Cross-dialectal Arabic translation: comparative analysis on large language models.
Ayah Beidas, Kousar Mohi, Fatme Ghaddar, Imtiaz Ahmad, Sa'Ed Abed
Abstract
Open AccessIntroduction: Exploring Arabic dialects in Natural Language Processing (NLP) is essential to understand linguistic variation and meet regional communication demands.
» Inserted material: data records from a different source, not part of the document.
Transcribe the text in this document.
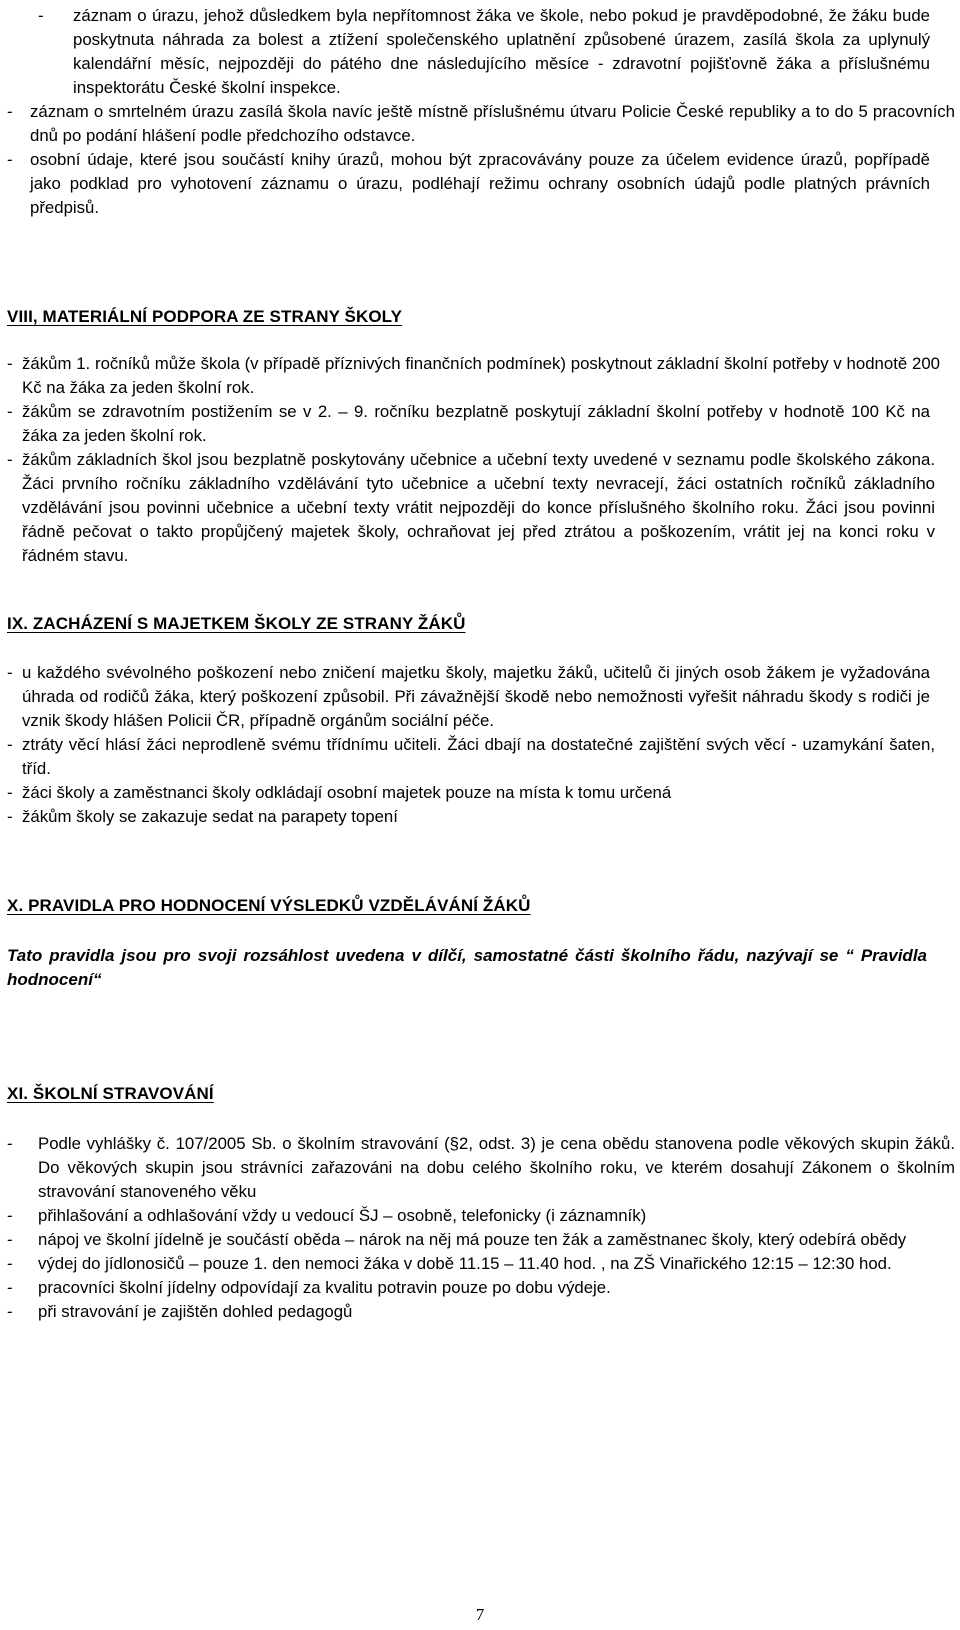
- záznam o úrazu, jehož důsledkem byla nepřítomnost žáka ve škole, nebo pokud je pravděpodobné, že žáku bude poskytnuta náhrada za bolest a ztížení společenského uplatnění způsobené úrazem, zasílá škola za uplynulý kalendářní měsíc, nejpozději do pátého dne následujícího měsíce - zdravotní pojišťovně žáka a příslušnému inspektorátu České školní inspekce.
- záznam o smrtelném úrazu zasílá škola navíc ještě místně příslušnému útvaru Policie České republiky a to do 5 pracovních dnů po podání hlášení podle předchozího odstavce.
- osobní údaje, které jsou součástí knihy úrazů, mohou být zpracovávány pouze za účelem evidence úrazů, popřípadě jako podklad pro vyhotovení záznamu o úrazu, podléhají režimu ochrany osobních údajů podle platných právních předpisů.
VIII, MATERIÁLNÍ PODPORA ZE STRANY ŠKOLY
- žákům 1. ročníků může škola (v případě příznivých finančních podmínek) poskytnout základní školní potřeby v hodnotě 200 Kč na žáka za jeden školní rok.
- žákům se zdravotním postižením se v 2. – 9. ročníku bezplatně poskytují základní školní potřeby v hodnotě 100 Kč na žáka za jeden školní rok.
- žákům základních škol jsou bezplatně poskytovány učebnice a učební texty uvedené v seznamu podle školského zákona. Žáci prvního ročníku základního vzdělávání tyto učebnice a učební texty nevracejí, žáci ostatních ročníků základního vzdělávání jsou povinni učebnice a učební texty vrátit nejpozději do konce příslušného školního roku. Žáci jsou povinni řádně pečovat o takto propůjčený majetek školy, ochraňovat jej před ztrátou a poškozením, vrátit jej na konci roku v řádném stavu.
IX. ZACHÁZENÍ S MAJETKEM ŠKOLY ZE STRANY ŽÁKŮ
- u každého svévolného poškození nebo zničení majetku školy, majetku žáků, učitelů či jiných osob žákem je vyžadována úhrada od rodičů žáka, který poškození způsobil. Při závažnější škodě nebo nemožnosti vyřešit náhradu škody s rodiči je vznik škody hlášen Policii ČR, případně orgánům sociální péče.
- ztráty věcí hlásí žáci neprodleně svému třídnímu učiteli. Žáci dbají na dostatečné zajištění svých věcí - uzamykání šaten, tříd.
- žáci školy a zaměstnanci školy odkládají osobní majetek pouze na místa k tomu určená
- žákům školy se zakazuje sedat na parapety topení
X. PRAVIDLA PRO HODNOCENÍ VÝSLEDKŮ VZDĚLÁVÁNÍ ŽÁKŮ
Tato pravidla jsou pro svoji rozsáhlost uvedena v dílčí, samostatné části školního řádu, nazývají se “ Pravidla hodnocení“
XI. ŠKOLNÍ STRAVOVÁNÍ
- Podle vyhlášky č. 107/2005 Sb. o školním stravování (§2, odst. 3) je cena obědu stanovena podle věkových skupin žáků. Do věkových skupin jsou strávníci zařazováni na dobu celého školního roku, ve kterém dosahují Zákonem o školním stravování stanoveného věku
- přihlašování a odhlašování vždy u vedoucí ŠJ – osobně, telefonicky (i záznamník)
- nápoj ve školní jídelně je součástí oběda – nárok na něj má pouze ten žák a zaměstnanec školy, který odebírá obědy
- výdej do jídlonosičů – pouze 1. den nemoci žáka v době 11.15 – 11.40 hod. , na ZŠ Vinařického 12:15 – 12:30 hod.
- pracovníci školní jídelny odpovídají za kvalitu potravin pouze po dobu výdeje.
- při stravování je zajištěn dohled pedagogů
7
Recent advances in Large Language Models (LLMs) have opened up new vistas for multilingual communication and text generation. Methods: This paper investigates the performance of GPT-3.5, GPT-4, and Bard (Gemini) on the QADI and MADAR datasets, while GPT-5 was evaluated exclusively on MADAR encompassing over 15 different countries. Several metrics have been used in the evaluation, such as cosine similarity, universal similarity encoder, sentence BERT, TER, ROUGE, and BLEU. In this study, different prompting techniques were used: zero-shot and few-shot. Zero-shot was employed for all dialects, and few-shot was employed only for the least translation performance dialect, Tunisian. Results: Analysis revealed that in the QADI dataset, GPT-4 significantly outperformed others in translating MSA to DA, with ANOVA tests showing strong significance (p < 0.05) in most metrics, except for BLEU and TER where it does not show significance, indicating comparable translation performance among models. Furthermore, GPT-4 was highest in semantic similarity compared to GPT-3.5 and Bard (Gemini), 0.66, 0.61, and 0.63, respectively. GPT-4 was the best in identifying overlapping sentences (i.e., those where the source and target are identical) with a combined average of 0.41 in BLEU and ROUGE-L. All LLMs scored TER values between 6% and 25%, indicating generally good translation quality. However, GPT models, especially GPT-5, responded better to prompting and translation to Levant countries compared to Bard (Gemini). For the MADAR dataset, no significant translation differences were observed in sentence-BERT, ROUGE-L, and TER, while differences are identified in cosine similarity, BLEU, and universal similarity encoder metrics. Therefore, GPT-5 is the top performer in identifying sentence overlaps measured by BLEU and ROUGE-L (combined average 0.37). Discussion: The few-shot approach did not show a significant improvement in translation performance, especially for GPT-4 and Bard (Gemini), while GPT-3.5 performed consistently. Zero-shot prompts were effective across dialects, while few-shot prompting, applied to the weakest-performing dialect (Tunisian), did not yield improvement. GPT-4 and Bard performed worse under this set-up, while GPT-3.5 remained consistent.